I formed a (University owned) start-up company to commercialise the technology in 2009. The company has since received over $3M in Venture capital, has 5 engineers, released version 1.1 of the software, signed partnership agreements with Milestone and DVTel and an international distribution agreement Pacific Communications, deployed the system at a major Australian airport, and is currently negotiating an arrangement with Honeywell, a major supplier of surveillance systems. The CTO of the company is one of the members of the team I formed to carry out the research, and I serve as a member of the board. Interactive Image-based Modelling

My team and I pioneered the development of interactive technologies for generating 3D models that accurately reflect the shapes of objects depicted in image sets. This process is a key step in a number of processes in film postproduction, visualisation and simulation, but its greatest potential lies in user-created 3D content.
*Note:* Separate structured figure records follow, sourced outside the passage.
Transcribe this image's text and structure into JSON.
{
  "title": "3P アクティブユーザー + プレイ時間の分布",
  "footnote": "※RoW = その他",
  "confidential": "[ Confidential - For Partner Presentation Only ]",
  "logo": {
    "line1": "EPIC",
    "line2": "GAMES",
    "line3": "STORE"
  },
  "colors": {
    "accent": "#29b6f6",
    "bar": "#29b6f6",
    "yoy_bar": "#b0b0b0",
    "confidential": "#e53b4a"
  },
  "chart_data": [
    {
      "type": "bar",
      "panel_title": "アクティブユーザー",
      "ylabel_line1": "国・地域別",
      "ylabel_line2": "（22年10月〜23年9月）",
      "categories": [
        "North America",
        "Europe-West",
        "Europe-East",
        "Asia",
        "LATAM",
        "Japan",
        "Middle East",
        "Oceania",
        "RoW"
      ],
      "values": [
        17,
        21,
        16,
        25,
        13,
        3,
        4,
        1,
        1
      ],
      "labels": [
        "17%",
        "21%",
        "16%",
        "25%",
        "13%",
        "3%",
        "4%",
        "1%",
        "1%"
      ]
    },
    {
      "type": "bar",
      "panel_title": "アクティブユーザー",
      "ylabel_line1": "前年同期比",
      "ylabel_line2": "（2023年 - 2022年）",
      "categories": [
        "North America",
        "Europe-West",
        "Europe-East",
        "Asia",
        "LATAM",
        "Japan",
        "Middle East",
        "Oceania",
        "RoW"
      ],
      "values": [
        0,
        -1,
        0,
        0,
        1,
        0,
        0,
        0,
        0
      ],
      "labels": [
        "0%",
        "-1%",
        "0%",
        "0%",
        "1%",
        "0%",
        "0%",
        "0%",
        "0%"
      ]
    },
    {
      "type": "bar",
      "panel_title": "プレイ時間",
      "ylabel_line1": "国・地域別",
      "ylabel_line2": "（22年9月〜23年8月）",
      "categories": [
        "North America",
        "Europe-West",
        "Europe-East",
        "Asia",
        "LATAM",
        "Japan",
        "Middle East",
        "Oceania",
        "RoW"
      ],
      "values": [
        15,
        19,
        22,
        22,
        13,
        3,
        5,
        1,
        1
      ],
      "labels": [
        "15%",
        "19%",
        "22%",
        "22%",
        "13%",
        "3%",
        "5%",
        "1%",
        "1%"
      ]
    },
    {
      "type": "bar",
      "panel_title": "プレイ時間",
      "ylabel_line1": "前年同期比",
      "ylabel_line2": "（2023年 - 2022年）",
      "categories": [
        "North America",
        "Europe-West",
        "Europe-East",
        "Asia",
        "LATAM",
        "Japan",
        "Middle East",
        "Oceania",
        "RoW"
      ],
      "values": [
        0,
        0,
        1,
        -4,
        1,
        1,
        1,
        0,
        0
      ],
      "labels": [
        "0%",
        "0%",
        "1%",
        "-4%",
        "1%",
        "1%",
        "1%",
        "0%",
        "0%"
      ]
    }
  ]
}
This was the first published work in interactive structure-from-motion, a field which has since gone on to become popular amongst researchers and in industry.

Videotrace, one piece of work in this area, is innovative in that it allows a user to control the application of a set of sophisticated Computer Vision algorithms through a set of powerful yet intuitive interactions, informed by structure-from-motion analysis. Although not our first work in the area, Videotrace was the first to have a significant global impact. The work was published in SIGGRAPH, which is the single most prestigious venue in Computer Graphics, the YouTube video for VideoTrace has been viewed over 273,000 times, and the technical web page for the project has had over 400,000 views. Prior to this research there was a view within Computer Vision that interaction is an indication of a failed attempt at automation rather than a critical tool in generating outcomes of practical significance. Interactive image-based modelling has since become a focus of both research and commercial attention. Autodesk, and Google, amongst others, have since released tools that follow the Videotrace approach to interactive image-based modelling.